How do parents select a school for their children?

Working with a Dallas based charter school client to build a ground up branding strategy, the strategy team realized the existing consumer journey was not detailed enough. We needed answers to questions like: “When do parents think about switching schools?”; “Where do parents fall out of the process?”; “How do they hear about us in the first place?” In other words - what is it like to be a parent making such an important decision for the future of their child?

To construct a more detailed map, we engaged with interviews with the client, parents with children at the client’s schools and a wide ranging quantitative survey that targeted parents of school age children in the Dallas area.

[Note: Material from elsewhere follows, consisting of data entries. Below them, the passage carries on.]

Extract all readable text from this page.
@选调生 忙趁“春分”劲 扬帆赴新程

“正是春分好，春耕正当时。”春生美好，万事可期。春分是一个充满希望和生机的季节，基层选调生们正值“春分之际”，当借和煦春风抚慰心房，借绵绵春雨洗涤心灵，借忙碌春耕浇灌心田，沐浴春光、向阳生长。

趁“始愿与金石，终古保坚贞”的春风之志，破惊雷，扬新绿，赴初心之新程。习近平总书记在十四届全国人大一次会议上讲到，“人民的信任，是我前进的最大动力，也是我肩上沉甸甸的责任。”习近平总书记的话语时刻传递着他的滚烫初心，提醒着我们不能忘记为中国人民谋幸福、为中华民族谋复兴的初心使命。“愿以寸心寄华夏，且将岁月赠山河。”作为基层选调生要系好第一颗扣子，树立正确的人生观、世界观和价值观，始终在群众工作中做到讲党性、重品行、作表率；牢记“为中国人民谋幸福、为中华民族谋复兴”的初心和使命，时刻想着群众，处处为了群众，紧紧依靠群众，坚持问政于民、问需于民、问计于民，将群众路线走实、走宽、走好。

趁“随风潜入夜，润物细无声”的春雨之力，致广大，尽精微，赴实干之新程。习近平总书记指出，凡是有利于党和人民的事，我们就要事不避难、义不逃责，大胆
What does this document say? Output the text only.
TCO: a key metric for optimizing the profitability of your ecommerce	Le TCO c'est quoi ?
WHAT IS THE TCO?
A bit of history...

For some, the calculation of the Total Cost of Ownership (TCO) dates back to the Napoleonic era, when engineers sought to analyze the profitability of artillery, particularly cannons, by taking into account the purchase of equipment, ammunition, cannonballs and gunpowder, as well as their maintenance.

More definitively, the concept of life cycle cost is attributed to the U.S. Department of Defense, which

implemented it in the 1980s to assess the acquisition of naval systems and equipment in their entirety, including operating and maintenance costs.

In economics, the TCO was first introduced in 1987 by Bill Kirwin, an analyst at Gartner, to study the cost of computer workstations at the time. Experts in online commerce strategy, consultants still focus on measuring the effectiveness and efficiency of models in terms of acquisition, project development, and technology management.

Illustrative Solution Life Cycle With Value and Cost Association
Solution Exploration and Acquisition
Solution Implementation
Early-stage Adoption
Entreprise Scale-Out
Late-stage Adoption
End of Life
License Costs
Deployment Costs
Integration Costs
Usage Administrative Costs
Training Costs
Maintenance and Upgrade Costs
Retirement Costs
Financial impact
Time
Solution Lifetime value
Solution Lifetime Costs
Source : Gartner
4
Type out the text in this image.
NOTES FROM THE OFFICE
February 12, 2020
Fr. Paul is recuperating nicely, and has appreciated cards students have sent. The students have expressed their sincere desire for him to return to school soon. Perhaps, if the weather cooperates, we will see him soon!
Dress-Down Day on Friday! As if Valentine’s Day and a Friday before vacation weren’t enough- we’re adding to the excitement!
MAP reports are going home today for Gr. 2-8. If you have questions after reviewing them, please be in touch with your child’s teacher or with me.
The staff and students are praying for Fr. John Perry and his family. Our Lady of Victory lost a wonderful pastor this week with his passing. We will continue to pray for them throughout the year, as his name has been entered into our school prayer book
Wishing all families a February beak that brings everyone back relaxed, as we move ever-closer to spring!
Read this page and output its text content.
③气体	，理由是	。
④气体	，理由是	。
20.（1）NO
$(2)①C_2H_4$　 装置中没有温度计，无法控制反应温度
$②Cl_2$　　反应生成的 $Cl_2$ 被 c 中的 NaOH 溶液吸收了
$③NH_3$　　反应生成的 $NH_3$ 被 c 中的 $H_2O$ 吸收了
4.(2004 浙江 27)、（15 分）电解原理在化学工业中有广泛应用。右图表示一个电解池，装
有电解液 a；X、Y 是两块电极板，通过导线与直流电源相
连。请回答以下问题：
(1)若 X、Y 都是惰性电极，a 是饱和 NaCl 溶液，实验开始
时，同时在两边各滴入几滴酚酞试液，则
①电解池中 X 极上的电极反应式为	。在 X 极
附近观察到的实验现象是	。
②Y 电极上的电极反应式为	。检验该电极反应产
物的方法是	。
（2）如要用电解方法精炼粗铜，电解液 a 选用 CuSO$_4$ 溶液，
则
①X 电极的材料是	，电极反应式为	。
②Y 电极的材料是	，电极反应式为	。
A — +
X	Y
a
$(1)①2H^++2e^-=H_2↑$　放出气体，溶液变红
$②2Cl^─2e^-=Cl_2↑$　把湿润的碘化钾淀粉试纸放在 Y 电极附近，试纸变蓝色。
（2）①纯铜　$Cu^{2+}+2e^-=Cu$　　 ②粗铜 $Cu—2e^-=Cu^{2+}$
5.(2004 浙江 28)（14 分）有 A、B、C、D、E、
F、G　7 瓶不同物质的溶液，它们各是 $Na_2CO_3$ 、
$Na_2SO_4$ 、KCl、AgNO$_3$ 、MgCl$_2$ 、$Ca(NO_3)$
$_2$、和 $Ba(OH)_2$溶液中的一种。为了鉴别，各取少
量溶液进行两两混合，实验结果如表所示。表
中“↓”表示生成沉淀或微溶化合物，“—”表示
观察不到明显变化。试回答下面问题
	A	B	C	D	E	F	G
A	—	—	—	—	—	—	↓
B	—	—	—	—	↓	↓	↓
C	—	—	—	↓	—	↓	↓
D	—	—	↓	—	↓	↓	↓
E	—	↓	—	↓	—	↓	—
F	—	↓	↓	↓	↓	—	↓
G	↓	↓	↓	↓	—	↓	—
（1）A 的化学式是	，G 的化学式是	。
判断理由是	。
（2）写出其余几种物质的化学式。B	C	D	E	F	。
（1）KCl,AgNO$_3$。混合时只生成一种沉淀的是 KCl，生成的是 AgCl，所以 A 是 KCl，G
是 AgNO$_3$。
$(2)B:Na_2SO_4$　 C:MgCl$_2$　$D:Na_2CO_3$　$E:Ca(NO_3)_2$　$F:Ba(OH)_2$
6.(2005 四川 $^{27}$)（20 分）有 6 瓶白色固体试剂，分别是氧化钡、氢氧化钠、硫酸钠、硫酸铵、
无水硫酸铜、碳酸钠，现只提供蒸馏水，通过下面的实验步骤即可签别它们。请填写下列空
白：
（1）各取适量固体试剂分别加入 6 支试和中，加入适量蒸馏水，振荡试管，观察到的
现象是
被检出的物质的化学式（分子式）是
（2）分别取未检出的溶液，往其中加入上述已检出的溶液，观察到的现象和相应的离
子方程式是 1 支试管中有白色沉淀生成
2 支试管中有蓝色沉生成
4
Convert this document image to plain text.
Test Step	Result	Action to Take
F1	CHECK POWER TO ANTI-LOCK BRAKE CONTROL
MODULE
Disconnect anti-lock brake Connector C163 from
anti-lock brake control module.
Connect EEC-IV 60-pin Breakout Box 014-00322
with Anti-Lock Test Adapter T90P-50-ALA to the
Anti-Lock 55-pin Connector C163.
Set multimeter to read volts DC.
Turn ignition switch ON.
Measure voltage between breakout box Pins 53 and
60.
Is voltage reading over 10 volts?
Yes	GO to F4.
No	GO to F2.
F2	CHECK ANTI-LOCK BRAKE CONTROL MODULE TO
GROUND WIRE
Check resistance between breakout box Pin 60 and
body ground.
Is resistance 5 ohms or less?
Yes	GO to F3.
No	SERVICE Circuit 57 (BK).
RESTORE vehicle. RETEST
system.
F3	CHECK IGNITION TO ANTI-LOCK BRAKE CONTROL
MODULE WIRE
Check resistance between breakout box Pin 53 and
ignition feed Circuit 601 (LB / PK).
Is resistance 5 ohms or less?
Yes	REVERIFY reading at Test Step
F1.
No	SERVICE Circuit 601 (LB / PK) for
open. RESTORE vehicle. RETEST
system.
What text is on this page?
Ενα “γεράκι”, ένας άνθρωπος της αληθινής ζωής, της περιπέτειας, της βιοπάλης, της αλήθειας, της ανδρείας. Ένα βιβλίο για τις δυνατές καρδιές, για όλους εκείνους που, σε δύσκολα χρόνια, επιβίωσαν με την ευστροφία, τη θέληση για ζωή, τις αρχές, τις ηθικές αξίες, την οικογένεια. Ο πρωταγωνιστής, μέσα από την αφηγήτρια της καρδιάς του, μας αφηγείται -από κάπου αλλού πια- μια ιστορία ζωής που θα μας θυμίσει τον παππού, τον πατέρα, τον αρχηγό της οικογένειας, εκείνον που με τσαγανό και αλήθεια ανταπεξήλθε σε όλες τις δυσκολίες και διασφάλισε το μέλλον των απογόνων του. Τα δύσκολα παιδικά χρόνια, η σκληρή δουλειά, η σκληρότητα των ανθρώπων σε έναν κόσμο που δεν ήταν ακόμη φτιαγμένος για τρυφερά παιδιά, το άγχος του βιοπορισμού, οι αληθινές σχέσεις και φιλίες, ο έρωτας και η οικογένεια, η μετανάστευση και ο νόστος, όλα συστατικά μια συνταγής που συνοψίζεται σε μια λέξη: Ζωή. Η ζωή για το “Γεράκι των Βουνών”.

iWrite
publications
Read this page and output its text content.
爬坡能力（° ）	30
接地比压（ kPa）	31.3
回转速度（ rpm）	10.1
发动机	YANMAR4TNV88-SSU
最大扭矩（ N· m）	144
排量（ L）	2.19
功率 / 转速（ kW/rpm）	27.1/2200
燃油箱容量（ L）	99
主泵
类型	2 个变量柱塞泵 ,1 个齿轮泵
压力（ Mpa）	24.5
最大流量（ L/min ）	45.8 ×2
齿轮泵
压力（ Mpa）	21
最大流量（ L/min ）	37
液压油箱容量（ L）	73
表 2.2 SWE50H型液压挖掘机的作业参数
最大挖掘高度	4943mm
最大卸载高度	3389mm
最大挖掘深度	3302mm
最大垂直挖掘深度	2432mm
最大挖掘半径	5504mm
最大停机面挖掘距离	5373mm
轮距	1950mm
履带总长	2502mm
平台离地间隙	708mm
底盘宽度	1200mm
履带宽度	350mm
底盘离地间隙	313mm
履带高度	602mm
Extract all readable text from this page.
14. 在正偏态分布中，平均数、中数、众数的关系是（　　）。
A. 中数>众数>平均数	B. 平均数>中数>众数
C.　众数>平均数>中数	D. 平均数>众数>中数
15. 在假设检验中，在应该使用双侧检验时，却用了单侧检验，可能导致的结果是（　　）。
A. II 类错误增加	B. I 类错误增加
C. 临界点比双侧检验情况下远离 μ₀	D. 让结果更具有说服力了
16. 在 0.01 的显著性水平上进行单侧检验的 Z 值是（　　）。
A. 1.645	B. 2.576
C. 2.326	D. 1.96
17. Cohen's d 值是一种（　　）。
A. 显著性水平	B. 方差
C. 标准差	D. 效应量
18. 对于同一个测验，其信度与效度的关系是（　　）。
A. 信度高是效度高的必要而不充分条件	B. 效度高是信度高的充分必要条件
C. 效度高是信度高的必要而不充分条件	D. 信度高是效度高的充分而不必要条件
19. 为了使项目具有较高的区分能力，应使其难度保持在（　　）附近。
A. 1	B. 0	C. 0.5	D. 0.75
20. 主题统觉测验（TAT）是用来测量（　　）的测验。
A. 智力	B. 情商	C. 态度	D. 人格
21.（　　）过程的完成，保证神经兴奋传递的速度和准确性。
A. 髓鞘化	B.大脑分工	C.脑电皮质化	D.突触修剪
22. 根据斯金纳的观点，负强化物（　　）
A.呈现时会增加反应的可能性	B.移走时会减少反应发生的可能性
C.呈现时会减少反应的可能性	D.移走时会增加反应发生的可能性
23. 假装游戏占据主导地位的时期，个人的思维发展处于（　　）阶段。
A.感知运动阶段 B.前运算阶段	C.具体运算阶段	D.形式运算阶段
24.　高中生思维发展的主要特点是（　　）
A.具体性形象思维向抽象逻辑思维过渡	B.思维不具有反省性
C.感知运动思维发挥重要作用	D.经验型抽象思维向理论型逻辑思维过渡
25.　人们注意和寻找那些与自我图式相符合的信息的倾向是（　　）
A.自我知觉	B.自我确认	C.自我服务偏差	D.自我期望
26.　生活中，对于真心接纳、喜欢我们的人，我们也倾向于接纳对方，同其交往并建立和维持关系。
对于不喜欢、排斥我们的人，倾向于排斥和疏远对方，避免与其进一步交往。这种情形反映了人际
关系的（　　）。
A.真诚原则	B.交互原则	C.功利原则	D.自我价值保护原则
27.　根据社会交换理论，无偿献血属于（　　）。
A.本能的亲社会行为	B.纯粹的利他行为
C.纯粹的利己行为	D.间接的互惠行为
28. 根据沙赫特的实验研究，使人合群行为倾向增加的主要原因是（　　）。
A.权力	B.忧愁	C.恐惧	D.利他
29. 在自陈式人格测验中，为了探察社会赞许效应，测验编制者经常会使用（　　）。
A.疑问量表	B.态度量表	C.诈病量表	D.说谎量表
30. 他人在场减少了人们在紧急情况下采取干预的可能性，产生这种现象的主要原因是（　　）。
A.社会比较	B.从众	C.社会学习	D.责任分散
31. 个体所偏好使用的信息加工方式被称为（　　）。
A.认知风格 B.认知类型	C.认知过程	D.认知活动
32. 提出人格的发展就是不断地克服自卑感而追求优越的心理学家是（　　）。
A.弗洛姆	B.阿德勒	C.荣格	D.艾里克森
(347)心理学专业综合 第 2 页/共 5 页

Consumer Journey for School

Conclusion

What we found may not be ground breaking - that many parents carefully consider the education options for their child, but it did give us a better picture for how that process works. For example, would you have guessed that most parents looked at three schools? We didn’t know the normal consideration set size before we began.

We also learned answers to some of the fuzzier questions. We learned that parent advocacy was the most important way into the consideration set, and that aging into a school change or negative experiences were the strongest drivers to switch schools. We found that the biggest competing draw was technical credit and other hands on training for practical careers. We even identified the most common cause for parents falling out of the funnel between student acceptance and the first day of class - siblings not being accepted together. Finally, we identified the importance of opportunity for familial involvement in retention and development of parents into the brand advocates we saw as so important for school growth.

From this we were able to build a messaging, branding and strategy package that emphasized school community and parental presence to build advocates, targeted parents with children at prime switching ages, emphasized the importance of college credit and the IB program over technical training, and worked towards a new system for co-accepting siblings.